Thabiti Boone grew up in a neighborhood where fathers didn’t exist, he says. The few who were physically present weren’t there spiritually or emotionally.
“I never saw dads in the park playing with their sons,” Boone recalls.
In his own life, Boone, a native of Brooklyn, N.Y., says that his father was present but not there. A star high school basketball player, Boone says his father came to only one of his games.
“I don’t remember my father hugging me. We never heard him say he was proud of us,” Boone says of himself and his brother. “The emotional pain of what I deserve and didn’t get, I have to carry it for the rest of my life.”
Author and spoken-word artist Daniel Beaty also carried the pain of his father’s absence, due to incarceration. He described the lingering emotions in his poem “Knock, Knock”:
… 25 years later I write these words for the little boy
in me who still awaits his papa’s knock …
Papa, come home, because there are things that I
don’t know and I thought maybe you could teach me:
how to shave, how to dribble a ball, how to talk to a lady, how to walk like a man …
25 years later a little boy cries and so I write these words
and try to heal and try to father myself and I dream up a father
who says the words that my father did not …
Even President Barack Obama has talked about the “hole” in his heart left by the absence of his father. In February 2014, Obama announced My Brother’s Keeper. The initiative works to expand opportunities for boys and young men of color in underserved communities with a focus on education, reading, job training and mentoring.
“I believe the continuing struggles of so many boys and young men—the fact that too many of them are falling by the wayside, dropping out, unemployed, involved in negative behavior, going to jail, being profiled—this is a moral issue for our country,” said Obama at the time of the announcement.
Indeed. Studies have shown that youths in father-absent households have the highest odds of being incarcerated and higher levels of behavioral problems in schools and are more likely to be suspended from school. Research by Princeton University sociology professor Sara McLanahan notes that a father’s absence increases anti-social behavior such as drug use and reduces a child’s chances of employment. And in his report “Growing Up Without Father: The Effects on African American Boys” (pdf), Cory Ellis found that father-absence was the strongest indicator of delinquency, even more so than low socioeconomic status or peer pressure. There is also evidence that fatherless children have lower self-esteem, a greater risk for mental illness and suicide, and increased risk of depression.
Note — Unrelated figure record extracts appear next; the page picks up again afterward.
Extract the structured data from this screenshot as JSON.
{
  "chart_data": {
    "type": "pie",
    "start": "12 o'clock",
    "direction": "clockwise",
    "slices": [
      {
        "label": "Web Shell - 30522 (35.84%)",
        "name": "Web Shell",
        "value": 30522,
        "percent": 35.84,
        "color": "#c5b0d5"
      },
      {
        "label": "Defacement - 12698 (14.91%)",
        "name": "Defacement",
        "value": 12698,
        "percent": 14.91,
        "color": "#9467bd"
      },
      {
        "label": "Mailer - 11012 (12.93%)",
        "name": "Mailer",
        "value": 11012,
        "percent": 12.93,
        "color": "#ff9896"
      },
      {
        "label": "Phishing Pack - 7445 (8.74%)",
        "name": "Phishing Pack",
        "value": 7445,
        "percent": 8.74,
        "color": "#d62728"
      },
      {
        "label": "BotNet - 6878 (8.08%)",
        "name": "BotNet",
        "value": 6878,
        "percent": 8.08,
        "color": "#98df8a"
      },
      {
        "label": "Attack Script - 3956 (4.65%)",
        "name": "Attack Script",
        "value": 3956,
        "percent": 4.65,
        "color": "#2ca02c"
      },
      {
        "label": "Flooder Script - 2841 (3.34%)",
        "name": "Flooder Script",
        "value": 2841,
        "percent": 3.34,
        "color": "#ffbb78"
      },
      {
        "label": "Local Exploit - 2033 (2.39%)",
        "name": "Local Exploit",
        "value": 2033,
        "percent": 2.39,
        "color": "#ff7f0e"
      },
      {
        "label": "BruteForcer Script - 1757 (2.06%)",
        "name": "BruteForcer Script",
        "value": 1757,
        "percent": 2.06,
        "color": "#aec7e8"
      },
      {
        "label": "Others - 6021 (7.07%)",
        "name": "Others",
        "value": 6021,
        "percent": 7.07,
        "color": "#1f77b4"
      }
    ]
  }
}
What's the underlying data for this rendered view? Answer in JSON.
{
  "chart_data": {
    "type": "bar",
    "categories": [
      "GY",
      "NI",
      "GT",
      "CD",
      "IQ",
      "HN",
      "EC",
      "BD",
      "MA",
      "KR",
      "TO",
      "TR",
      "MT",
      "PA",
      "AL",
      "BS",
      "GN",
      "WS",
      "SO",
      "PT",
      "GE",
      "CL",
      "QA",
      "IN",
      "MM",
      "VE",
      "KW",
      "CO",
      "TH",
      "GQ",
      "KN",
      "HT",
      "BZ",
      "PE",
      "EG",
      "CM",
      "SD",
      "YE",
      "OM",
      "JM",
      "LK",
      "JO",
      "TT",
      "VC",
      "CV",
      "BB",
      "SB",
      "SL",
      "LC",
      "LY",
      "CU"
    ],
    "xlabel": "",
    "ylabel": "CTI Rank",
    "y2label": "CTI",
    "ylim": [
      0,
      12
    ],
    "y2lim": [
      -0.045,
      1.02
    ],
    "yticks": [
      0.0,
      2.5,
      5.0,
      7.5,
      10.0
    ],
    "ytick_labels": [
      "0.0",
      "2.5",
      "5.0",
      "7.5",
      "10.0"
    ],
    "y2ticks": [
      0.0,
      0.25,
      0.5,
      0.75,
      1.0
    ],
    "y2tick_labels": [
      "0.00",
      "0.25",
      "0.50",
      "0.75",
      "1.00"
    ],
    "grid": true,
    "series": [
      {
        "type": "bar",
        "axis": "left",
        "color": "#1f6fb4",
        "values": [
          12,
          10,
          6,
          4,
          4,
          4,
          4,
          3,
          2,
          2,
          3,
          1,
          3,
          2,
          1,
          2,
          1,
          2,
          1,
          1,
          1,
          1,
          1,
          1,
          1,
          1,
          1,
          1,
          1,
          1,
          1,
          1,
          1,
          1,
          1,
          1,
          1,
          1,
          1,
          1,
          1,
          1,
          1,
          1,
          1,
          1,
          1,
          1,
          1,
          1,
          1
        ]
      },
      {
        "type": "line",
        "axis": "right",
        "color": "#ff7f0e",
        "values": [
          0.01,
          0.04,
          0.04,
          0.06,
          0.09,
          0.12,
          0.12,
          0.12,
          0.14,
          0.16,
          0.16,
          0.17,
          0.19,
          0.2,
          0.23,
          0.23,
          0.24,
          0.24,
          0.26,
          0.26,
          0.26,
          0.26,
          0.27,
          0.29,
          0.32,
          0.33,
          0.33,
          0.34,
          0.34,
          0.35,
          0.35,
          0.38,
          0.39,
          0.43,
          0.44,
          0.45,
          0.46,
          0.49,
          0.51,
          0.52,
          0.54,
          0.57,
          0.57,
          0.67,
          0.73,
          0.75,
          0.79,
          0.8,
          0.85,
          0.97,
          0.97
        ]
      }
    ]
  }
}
National organizations such as 100 Black Men of America, Concerned Black Men and Big Brothers Big Sisters of America work to address some of the issues that fatherless boys may encounter through mentoring and enrichment programs. There are also much-needed programs for black boys to promote achievement. There’s the national Campaign for Black Male Achievement, which grew out of work with the Open Society Foundation. In New York, there’s the New York City Young Men’s Initiative. And in California, Oakland’s African American Male Achievement Office has gotten rave reviews for its focus on restorative justice and emphasis on black history.
The Mental Stress of Being Fatherless
But who’s taking care of the hearts of boys hurt by the absence of their fathers?
Although there are numerous organizations addressing the social implications of growing up without a father, how can the community address the psychological impact of fatherlessness?
Leon Caldwell, senior research director at ThinkShift, a Washington, D.C.-based social-innovation collaborative of the DeBruce Foundation, acknowledges that there may be a lack of mental-health practitioners in this space, but points out that after-school programs—those found at the Boys & Girls Club of America or mentoring organizations like Mentoring USA—create the space and time to assess a young person’s mental health and well-being.
“During your interaction with a youth, you can ask, how are you feeling? How are your grades? How are you doing in school? They will tell you if they are frustrated or agitated,” says Caldwell, who has designed and evaluated programming for organizations that focus on African-American boys. “You have to cultivate trust.”
In Clemmons, N.C., right outside Winston-Salem, Cynthia Porter is looking for a mentor for her 14-year-old son, Jalen.
“He’s never had his dad in his life,” says Porter, 43. “His father does not call. He doesn’t see him.”